Twenty MG cases and 20 controls were included in the study. The mean MTsum was 23.7 (standard deviation 4.8) mm in the MG group and 32.6 (3.5) mm in the controls. There were statistically significant differences between the two groups with respect to the mean MT and mean MTsum (p <0.001). In the MG group, there was a negative correlation between the MTsum and disease duration (p= 0.03). By using coronal T2-weighted orbital MRI with fat suppression (T2W/FS), the most frequent finding was isointensity with central hypointensity of the EOMs in the MG group.
This study demonstrated EOM atrophy in the acute and chronic MG cases, being more pronounced in patients with long disease duration. Additionally, the EOM thickness in patients treated with prednisolone did not significantly differ from those without the treatment.
The findings indicate fat replacement in the EOMs in the early phase of the disease. Moreover, muscle atrophy also extends beyond the EOMs. There was MRI evidence of early muscle atrophy in anti-AChR-Ab MG in the posterior cervical, paraspinal, sternocleidomastoid, and masseter muscles.
A study of an anti-AChR-Ab-positive patient showed fibrosis in the SR, which corresponded with EOM atrophy in the orbital MRIs. Although fibrosis is a pathological feature of chronic inflammation, study observed atrophic muscles in some acute cases.

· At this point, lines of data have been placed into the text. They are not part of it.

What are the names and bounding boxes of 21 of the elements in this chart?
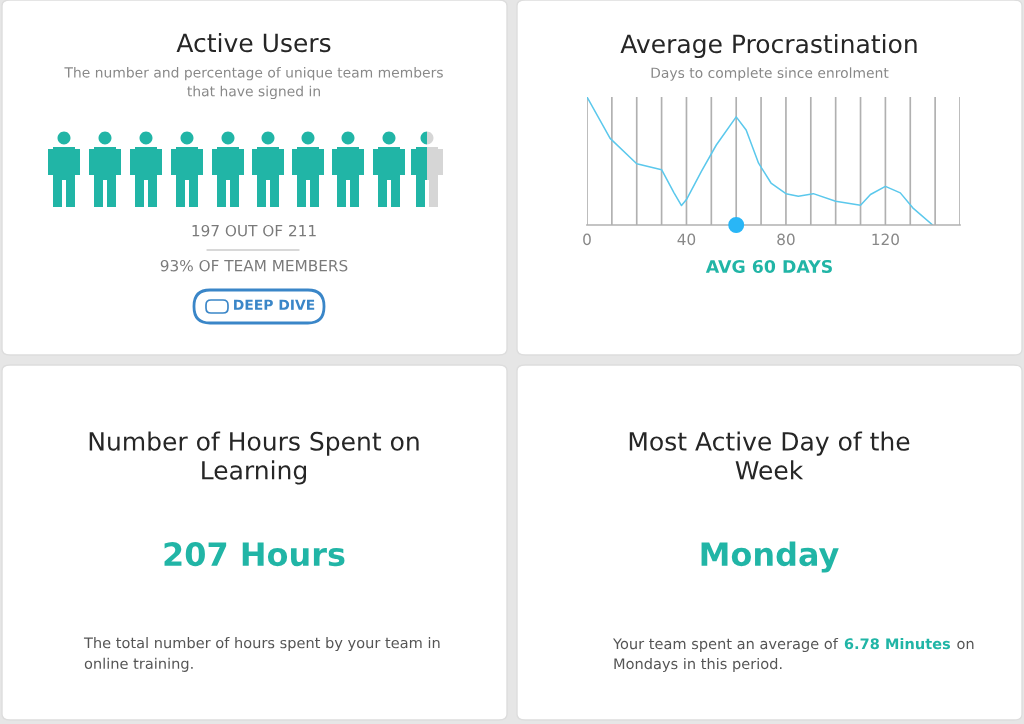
text: The total number of hours spent by your team in online training. — [83, 637, 440, 672]
x-tick-label: 80 — [777, 233, 795, 246]
text: Active Users — [176, 32, 331, 53]
chart-subtitle: Days to complete since enrolment — [651, 67, 889, 81]
text: 197 OUT OF 211 — [192, 224, 316, 237]
text: on — [957, 640, 974, 650]
text: AVG 60 DAYS — [705, 259, 832, 274]
text: Most Active Day of the Week — [629, 431, 910, 480]
x-tick-label: 0 — [583, 233, 591, 246]
text: Number of Hours Spent on Learning — [89, 431, 419, 485]
text: 93% OF TEAM MEMBERS — [160, 259, 348, 272]
text: 6.78 Minutes — [844, 637, 951, 650]
chart-title: Average Procrastination — [620, 33, 917, 59]
text: Monday — [701, 541, 839, 573]
text: Your team spent an average of — [612, 637, 839, 653]
text: DEEP DIVE — [234, 299, 315, 310]
text: 207 Hours — [164, 542, 345, 567]
x-tick-label: 40 — [677, 233, 696, 246]
x-tick-label: 120 — [872, 233, 899, 246]
text: The number and percentage of unique team members that have signed in — [64, 66, 443, 100]
text: Mondays in this period. — [614, 657, 782, 673]
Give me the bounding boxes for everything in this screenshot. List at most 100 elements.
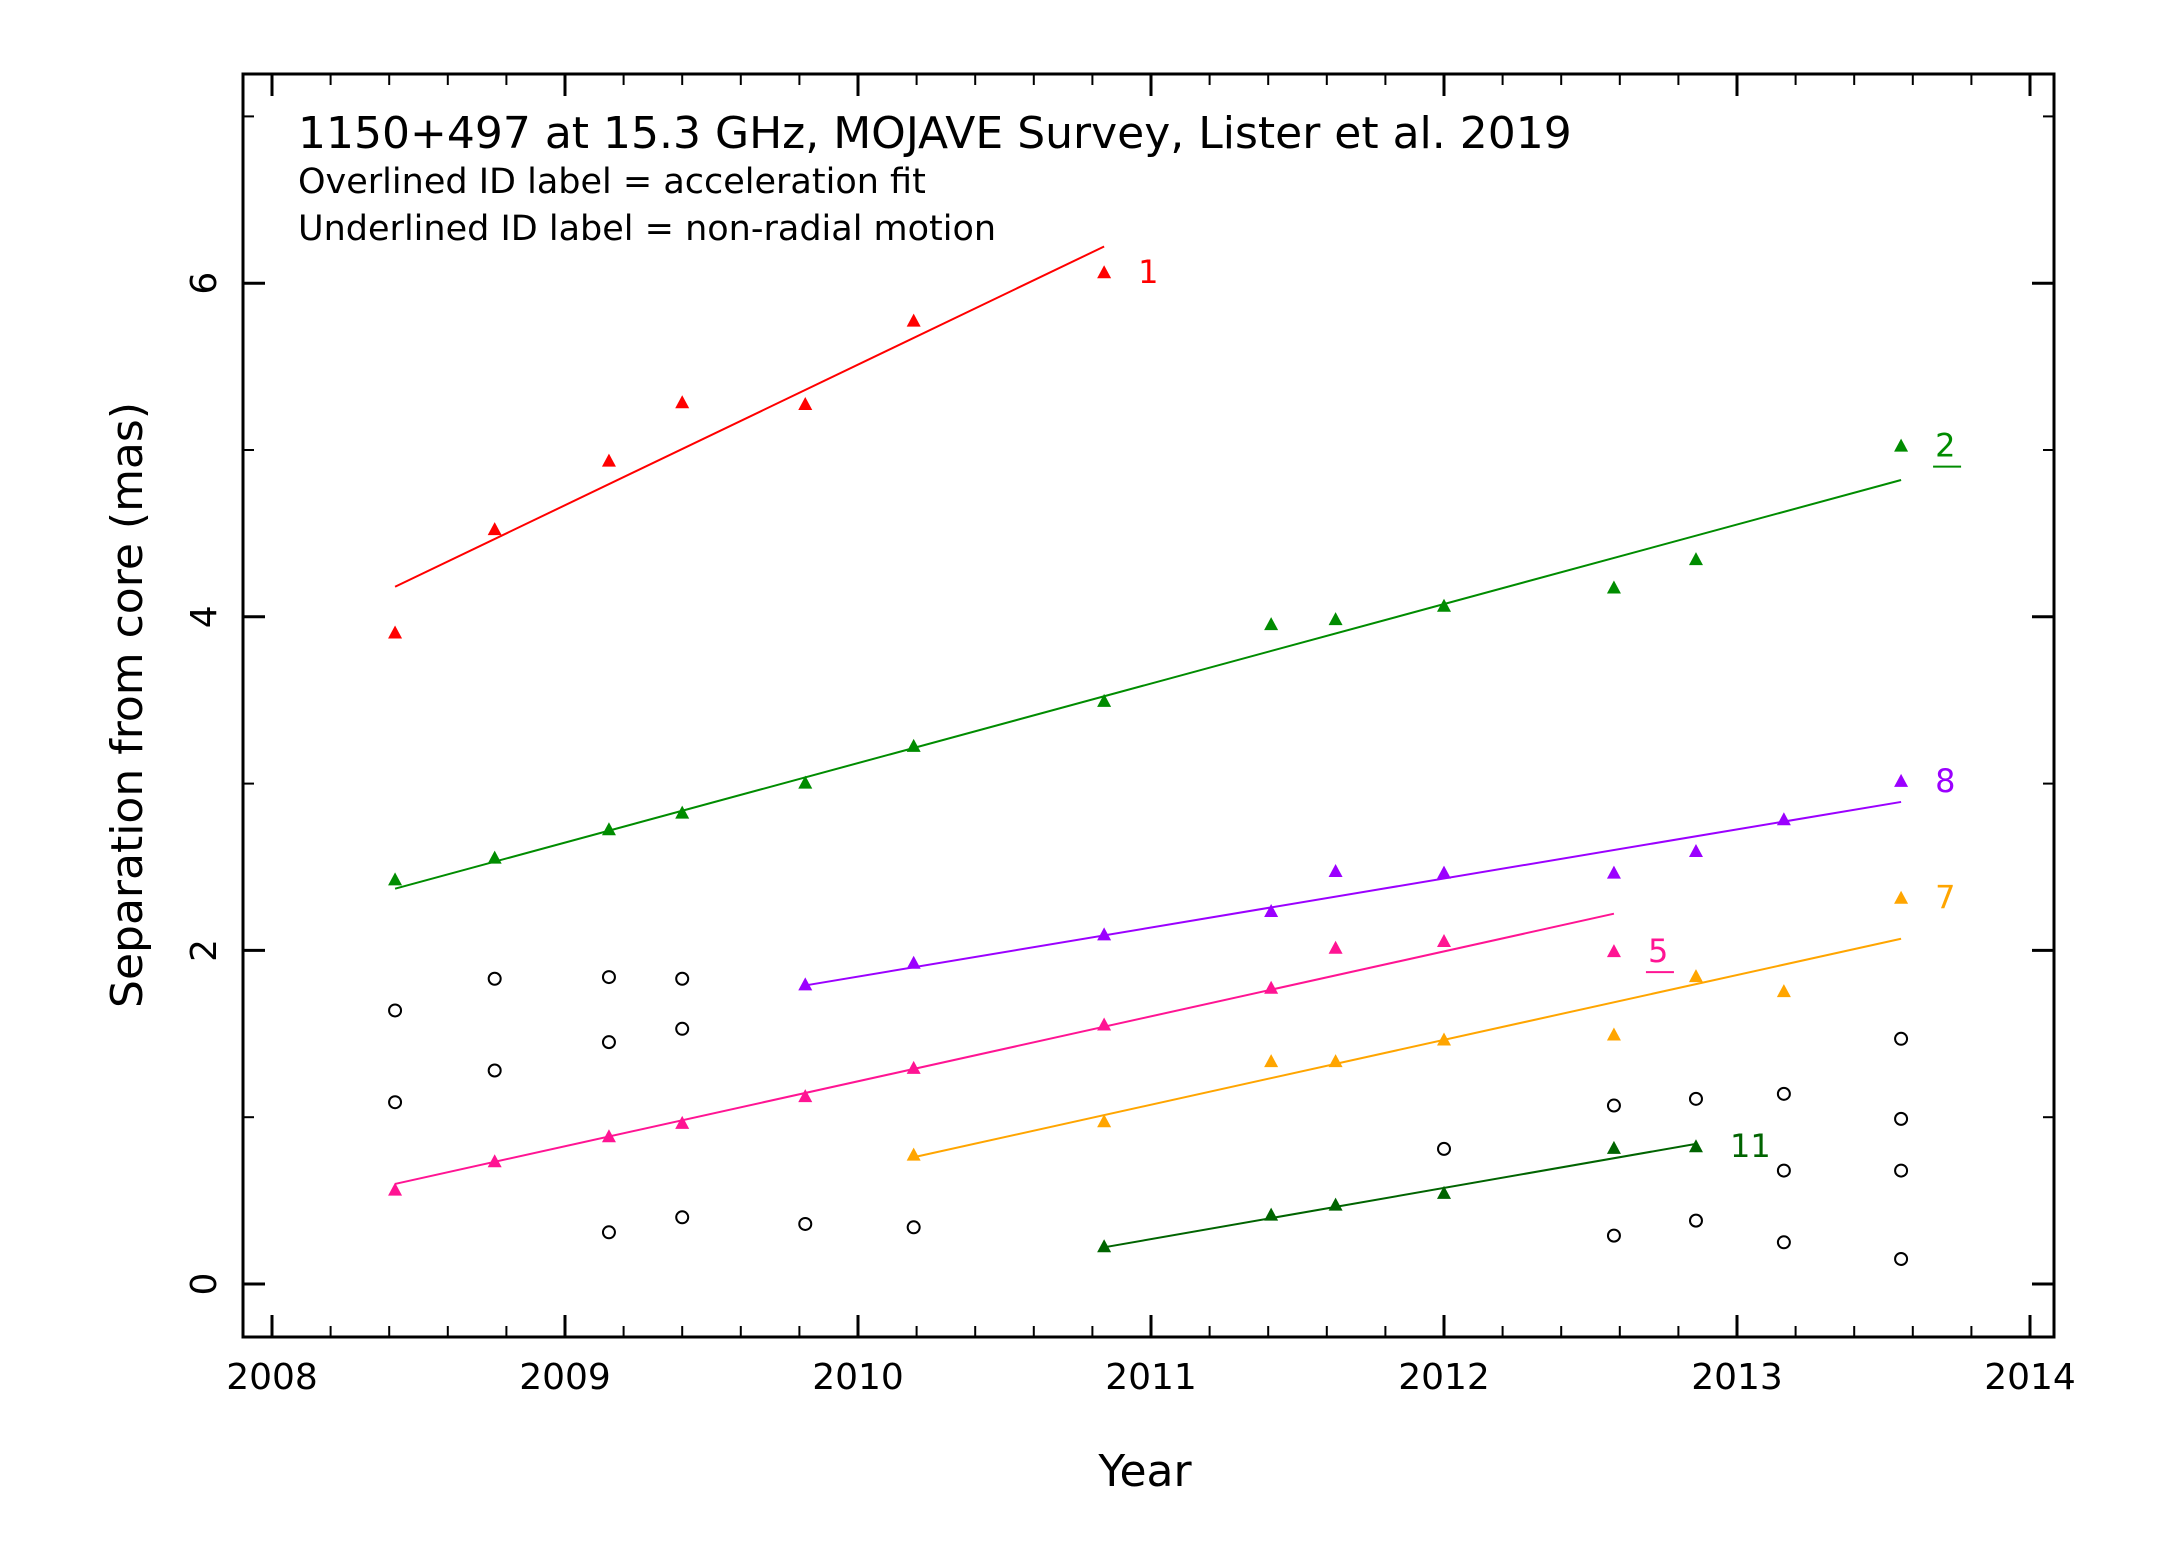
unidentified-point [675,971,690,986]
data-points [388,265,1909,1253]
point-7 [1437,1032,1451,1046]
fit-line-8 [805,800,1902,987]
point-1 [1097,265,1112,279]
point-5 [675,1115,690,1129]
y-tick-label: 2 [184,939,225,962]
unidentified-point [1606,1228,1621,1243]
x-tick-label: 2014 [1984,1357,2076,1398]
series-labels: 1 2 8 5 7 11 [1138,253,1962,1165]
point-2 [1328,612,1343,626]
point-5 [487,1154,502,1168]
unidentified-point [1894,1163,1909,1178]
point-8 [906,955,921,969]
point-5 [1264,980,1279,994]
point-2 [798,775,813,789]
point-8 [1606,865,1621,879]
point-8 [798,977,813,991]
point-5 [1328,940,1343,954]
point-1 [487,522,502,536]
point-5 [601,1129,616,1143]
point-5 [798,1089,813,1103]
point-2 [487,850,502,864]
unidentified-point [1894,1031,1909,1046]
point-7 [1776,984,1791,998]
fit-line-7 [913,937,1902,1159]
unidentified-point [487,1063,502,1078]
unidentified-point [487,971,502,986]
point-2 [906,738,921,752]
point-8 [1894,773,1909,787]
plot-frame [241,72,2056,1339]
unidentified-point [388,1095,403,1110]
point-2 [388,872,403,886]
series-label-1: 1 [1138,253,1158,291]
series-label-11: 11 [1730,1127,1771,1165]
chart-title: 1150+497 at 15.3 GHz, MOJAVE Survey, Lis… [298,108,1572,159]
point-11 [1688,1139,1703,1153]
unidentified-points [388,970,1909,1266]
point-1 [601,453,616,467]
y-tick-label: 6 [184,272,225,295]
point-11 [1606,1140,1621,1154]
fit-line-1 [394,245,1105,588]
unidentified-point [1688,1213,1703,1228]
unidentified-point [675,1210,690,1225]
point-1 [798,396,813,410]
point-2 [1264,617,1279,631]
point-5 [1606,944,1621,958]
tick-labels: 2008 2009 2010 2011 2012 2013 2014 0 2 4 6 [184,272,2076,1398]
point-8 [1264,904,1279,918]
point-8 [1776,812,1791,826]
unidentified-point [1688,1091,1703,1106]
point-7 [1606,1027,1621,1041]
point-7 [1097,1114,1112,1128]
unidentified-point [798,1216,813,1231]
x-axis-label: Year [1097,1446,1192,1497]
point-5 [1437,934,1451,948]
series-label-7: 7 [1935,879,1955,917]
point-2 [675,805,690,819]
point-7 [1894,890,1909,904]
point-1 [675,395,690,409]
series-label-2: 2 [1935,427,1955,465]
y-tick-label: 0 [184,1273,225,1296]
point-8 [1328,864,1343,878]
y-axis-label: Separation from core (mas) [102,402,153,1008]
point-7 [1264,1054,1279,1068]
series-label-5: 5 [1648,932,1668,970]
point-2 [1894,438,1909,452]
fit-line-5 [394,912,1615,1185]
point-11 [1437,1185,1451,1199]
fit-line-11 [1103,1142,1697,1249]
point-7 [906,1147,921,1161]
point-1 [388,625,403,639]
unidentified-point [601,1035,616,1050]
unidentified-point [906,1220,921,1235]
y-tick-label: 4 [184,605,225,628]
point-2 [1437,598,1451,612]
point-2 [1097,693,1112,707]
x-tick-label: 2009 [519,1357,611,1398]
unidentified-point [1894,1111,1909,1126]
x-tick-label: 2012 [1398,1357,1490,1398]
point-7 [1328,1054,1343,1068]
fit-line-2 [394,479,1902,890]
axis-ticks [243,74,2054,1337]
unidentified-point [1606,1098,1621,1113]
point-5 [906,1060,921,1074]
x-tick-label: 2011 [1105,1357,1197,1398]
point-2 [1688,552,1703,566]
unidentified-point [601,1225,616,1240]
unidentified-point [1894,1251,1909,1266]
unidentified-point [1776,1235,1791,1250]
unidentified-point [1437,1141,1451,1156]
fit-lines [394,245,1902,1249]
unidentified-point [601,970,616,985]
point-11 [1097,1239,1112,1253]
point-8 [1688,843,1703,857]
point-8 [1097,927,1112,941]
series-label-8: 8 [1935,762,1955,800]
point-1 [906,313,921,327]
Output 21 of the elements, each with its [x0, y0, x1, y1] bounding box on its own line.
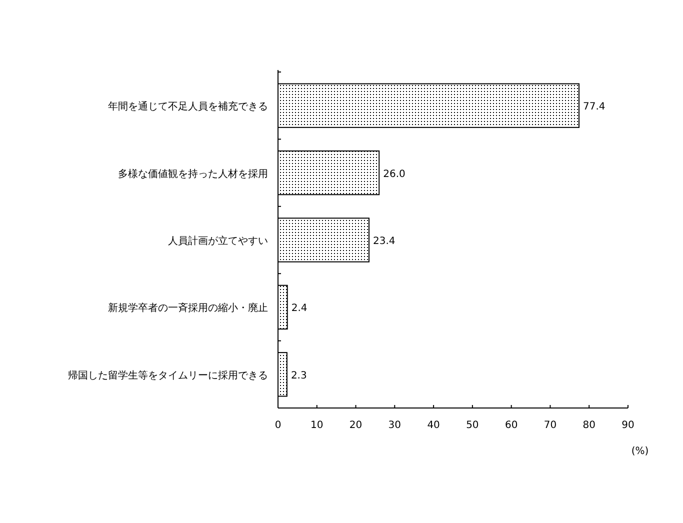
- x-tick-label: 30: [388, 420, 402, 431]
- data-label: 2.4: [291, 303, 308, 314]
- x-tick-label: 40: [427, 420, 440, 431]
- x-tick-label: 0: [274, 420, 282, 431]
- x-tick-label: 50: [466, 420, 479, 431]
- x-tick-label: 10: [310, 420, 324, 431]
- x-tick-label: 70: [544, 420, 557, 431]
- x-tick-label: 20: [349, 420, 362, 431]
- x-axis-title: (%): [631, 446, 649, 457]
- x-tick-label: 80: [582, 420, 596, 431]
- y-tick-label: 多様な価値観を持った人材を採用: [118, 168, 268, 180]
- y-tick-label: 帰国した留学生等をタイムリーに採用できる: [68, 369, 268, 382]
- x-tick-label: 90: [622, 420, 634, 431]
- data-label: 2.3: [290, 370, 307, 382]
- x-tick-label: 60: [504, 420, 518, 431]
- y-tick-label: 新規学卒者の一斉採用の縮小・廃止: [108, 302, 268, 314]
- y-tick-label: 人員計画が立てやすい: [168, 235, 268, 247]
- data-label: 26.0: [383, 168, 406, 180]
- y-tick-label: 年間を通じて不足人員を補充できる: [108, 100, 268, 113]
- data-label: 23.4: [373, 236, 396, 247]
- data-label: 77.4: [583, 102, 606, 113]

A limitation of this study was a possible selection bias that only patients with available scans were included. This limits the generalizability of the study results. Further cohort studies are required to address this issue.
Atrophic EOMs and isointensity with central hypointensity of the muscles on T2W/FS were frequently found in the MG group. EOM atrophy was found in the early course of the disease and becoming more prominent in chronic cases. These findings highlight the importance of muscle involvement in MG and may be helpful for clinical decision-making.